Microbial Cell Factories
Background: The halophilic bacterium Chromohalobacter salexigens metabolizes glucose exclusively through the Entner-Doudoroff (ED) pathway, an adaptation which results in inefficient growth, with significant carbon overflow, especially at low salinity. Preliminary analysis of C. salexigens genome suggests that fructose metabolism could proceed through the Entner-Doudoroff and Embden-Meyerhof-Parnas (EMP) pathways. In order to thrive at high salinity, this bacterium relies on the biosynthesis and accumulation of ectoines as major compatible solutes. This metabolic pathway imposes a high metabolic burden due to the consumption of a relevant proportion of cellular resources, including both energy molecules (NADPH and ATP) and carbon building blocks.
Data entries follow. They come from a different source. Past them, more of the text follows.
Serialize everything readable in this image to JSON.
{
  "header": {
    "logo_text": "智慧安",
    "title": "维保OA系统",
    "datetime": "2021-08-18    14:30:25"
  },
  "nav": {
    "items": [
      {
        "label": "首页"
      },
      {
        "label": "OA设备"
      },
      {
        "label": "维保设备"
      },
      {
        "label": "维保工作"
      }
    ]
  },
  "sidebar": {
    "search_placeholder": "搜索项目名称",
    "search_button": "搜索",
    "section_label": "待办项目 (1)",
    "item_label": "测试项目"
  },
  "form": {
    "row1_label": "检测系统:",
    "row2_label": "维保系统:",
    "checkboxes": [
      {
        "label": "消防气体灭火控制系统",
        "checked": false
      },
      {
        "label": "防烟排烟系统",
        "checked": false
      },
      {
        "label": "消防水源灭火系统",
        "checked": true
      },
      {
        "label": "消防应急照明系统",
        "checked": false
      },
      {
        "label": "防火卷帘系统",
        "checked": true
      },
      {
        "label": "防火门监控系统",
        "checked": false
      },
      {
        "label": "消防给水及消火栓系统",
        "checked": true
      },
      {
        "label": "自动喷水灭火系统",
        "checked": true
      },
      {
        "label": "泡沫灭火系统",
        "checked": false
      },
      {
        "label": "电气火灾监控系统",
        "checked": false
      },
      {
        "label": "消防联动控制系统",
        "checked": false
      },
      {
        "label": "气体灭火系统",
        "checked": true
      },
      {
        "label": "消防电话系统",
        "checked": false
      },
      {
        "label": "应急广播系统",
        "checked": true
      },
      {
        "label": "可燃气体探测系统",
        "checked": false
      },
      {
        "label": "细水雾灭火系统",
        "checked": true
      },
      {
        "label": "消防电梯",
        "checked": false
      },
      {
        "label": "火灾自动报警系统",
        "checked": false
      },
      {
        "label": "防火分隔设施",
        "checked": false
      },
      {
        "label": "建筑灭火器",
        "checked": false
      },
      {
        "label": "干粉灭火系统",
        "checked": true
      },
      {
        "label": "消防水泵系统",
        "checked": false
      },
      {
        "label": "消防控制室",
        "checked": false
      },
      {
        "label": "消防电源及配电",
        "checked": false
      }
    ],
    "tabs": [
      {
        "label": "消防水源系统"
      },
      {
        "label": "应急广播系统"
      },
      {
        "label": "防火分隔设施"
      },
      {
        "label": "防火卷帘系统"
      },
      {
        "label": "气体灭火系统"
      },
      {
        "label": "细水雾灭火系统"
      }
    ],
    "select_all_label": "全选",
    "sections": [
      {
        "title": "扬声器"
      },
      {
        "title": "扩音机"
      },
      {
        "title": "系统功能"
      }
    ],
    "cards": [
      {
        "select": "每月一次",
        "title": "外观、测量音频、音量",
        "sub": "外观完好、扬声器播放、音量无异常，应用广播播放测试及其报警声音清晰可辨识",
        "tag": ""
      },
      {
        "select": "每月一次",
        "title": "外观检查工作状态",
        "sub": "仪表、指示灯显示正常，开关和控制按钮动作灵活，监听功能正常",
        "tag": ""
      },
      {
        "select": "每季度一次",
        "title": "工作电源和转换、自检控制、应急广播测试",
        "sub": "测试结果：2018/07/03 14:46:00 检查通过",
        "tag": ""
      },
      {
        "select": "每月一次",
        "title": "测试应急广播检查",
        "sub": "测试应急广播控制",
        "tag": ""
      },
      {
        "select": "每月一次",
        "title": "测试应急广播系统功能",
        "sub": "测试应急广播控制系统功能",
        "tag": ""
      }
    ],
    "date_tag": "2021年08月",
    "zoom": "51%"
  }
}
Therefore, the existence of more than one glycolytic pathway with different stoichiometries may be an advantage for C. salexigens. The aim of this work is to experimentally characterize the metabolism of fructose in C. salexigens. Results: Fructose metabolism was analyzed using in silico genome analysis, RT-PCR, isotopic labeling, and genetic approaches. During growth on fructose as the sole carbon source, carbon overflow was not observed in a wide range of salt concentrations, and higher biomass yields were reached. We unveiled the initial steps of the two pathways for fructose incorporation and their links to central metabolism. While glucose is metabolized exclusively through the Entner-Doudoroff (ED) pathway, fructose is also partially metabolized by the Embden-Meyerhof-Parnas (EMP) route. Tracking isotopic label from [1-13 C] fructose to ectoines revealed that 81% and 19% of the fructose were metabolized through ED and EMP-like routes, respectively. Activities of enzymes from both routes were demonstrated in vitro by 31 P-NMR. Genes encoding predicted fructokinase and 1-phosphofructokinase were cloned and the activities of their protein products were confirmed. Importantly, the protein encoded by csal1534 gene functions as fructose bisphosphatase, although it had been annotated previously as pyrophosphate-dependent phosphofructokinase. The gluconeogenic rather than glycolytic role of this enzyme in vivo is in agreement with the lack of 6-phosphofructokinase activity previously described.